Social media. For some it has been a godsend. An escape into a virtual world where you can let off steam, play games, and share your favorite photos. Unfortunately, all good things have side effects.
For those who have decided to leave entrepreneurship behind and return to the workforce, securing a position is sometimes difficult. Many people are finding that failure to secure a position with a company is coming down to their social media activity.
More and more employers are doing background checks on applicants and current employees by visiting their social networks. Before you start sending out job applications, clean up your social media accounts. You will want to delete anything you think could show you in a bad light.
Businesses can make stupid mistakes on social media that turn off potential customers. In the same way, people can make stupid mistakes that turn off potential employers.
Don’t believe that companies will check your social media profile? Guess again. A career builder survey found that 37% of companies use social networks to research job candidates.
“I would think that number is actually much higher,” Brad Schepp, co-author of How to Find a Job on LinkedIn, Facebook, Twitter and Google+, said in a 2012 interview “If you were a recruiter, or a hiring manager for a company, wouldn’t you check out a potential hire through LinkedIn? Or, if you were hiring a recent grad, it would almost surely occur to you to visit their Facebook profile.”
So what are employers looking for? There are a number of things, but according to Time’s Jacob Davidson, things such as illegal drug activity, sexual references, and profanity are a few of the top turnoffs.

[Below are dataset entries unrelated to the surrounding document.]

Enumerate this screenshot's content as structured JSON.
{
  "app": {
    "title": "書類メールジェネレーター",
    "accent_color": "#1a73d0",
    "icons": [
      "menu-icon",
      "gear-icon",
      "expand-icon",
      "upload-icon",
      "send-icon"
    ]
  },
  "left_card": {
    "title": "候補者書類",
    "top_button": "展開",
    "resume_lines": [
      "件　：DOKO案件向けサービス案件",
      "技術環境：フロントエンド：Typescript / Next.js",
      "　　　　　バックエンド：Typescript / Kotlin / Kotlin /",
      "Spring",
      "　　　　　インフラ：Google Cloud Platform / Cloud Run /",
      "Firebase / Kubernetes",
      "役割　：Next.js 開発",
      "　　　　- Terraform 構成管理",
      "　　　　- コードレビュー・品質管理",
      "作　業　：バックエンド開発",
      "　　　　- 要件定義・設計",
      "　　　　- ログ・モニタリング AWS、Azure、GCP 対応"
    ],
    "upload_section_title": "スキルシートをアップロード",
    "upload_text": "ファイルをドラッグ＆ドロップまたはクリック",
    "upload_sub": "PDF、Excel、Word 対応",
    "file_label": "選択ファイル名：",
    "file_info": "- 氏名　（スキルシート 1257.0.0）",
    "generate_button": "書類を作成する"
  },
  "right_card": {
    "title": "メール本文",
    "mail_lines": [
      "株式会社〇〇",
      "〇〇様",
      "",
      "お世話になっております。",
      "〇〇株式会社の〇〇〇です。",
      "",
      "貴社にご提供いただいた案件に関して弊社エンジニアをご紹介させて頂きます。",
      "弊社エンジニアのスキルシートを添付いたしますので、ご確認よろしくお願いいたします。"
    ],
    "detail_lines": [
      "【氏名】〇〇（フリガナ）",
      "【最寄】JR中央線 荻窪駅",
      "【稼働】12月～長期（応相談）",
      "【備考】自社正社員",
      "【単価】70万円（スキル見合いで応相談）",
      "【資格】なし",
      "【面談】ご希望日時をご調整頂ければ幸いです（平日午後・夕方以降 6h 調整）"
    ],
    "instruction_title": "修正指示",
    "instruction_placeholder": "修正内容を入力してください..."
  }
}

LinkedIn should be your first stop
The one profile you need to concentrate on the most is your LinkedIn profile. Make sure it is up-to-date, as it will likely be looked at more than your resume. A LinkedIn profile is free and you can even find a job through the site, using your profile to apply for various positions with the click of a button.
A while back, I obtained expert advice on how to clean up (or create) a LinkedIn profile. Some of the best tips included fully completing your summary and job history, and adding a professional headshot.
Make sure to clean up the other accounts
But LinkedIn is not your only concern. Remember the time you left a negative comment about the “other” political party? How about that time you accidentally posted the “wrong” picture and failed to remove it from your feed? Well, these are things that can come back to haunt you.
It is highly recommended that you clean up anything that could be considered controversial. However, don’t whitewash your social media profile. This means that removing too much can make it seem like you don’t have any character, which could be just as bad as having a ton of baggage.
“There’s a sense that a profile with no character has probably been scraped of some racy stuff or else the person has no social skills and won’t fit in,” writes Forbes‘s Meghan Casserly, discussing why you shouldn’t have a squeaky clean social media profile.
The point is have a social profile that reflects a generally normal person, not a bizarre person or someone without social skills. Potential employers need to know you are alive but that you have nothing to hide.
Not every employer is going to check your social media profile; however, I would anticipate that many of them do. In fact, anticipate that all will be looking and take the time to clean things up.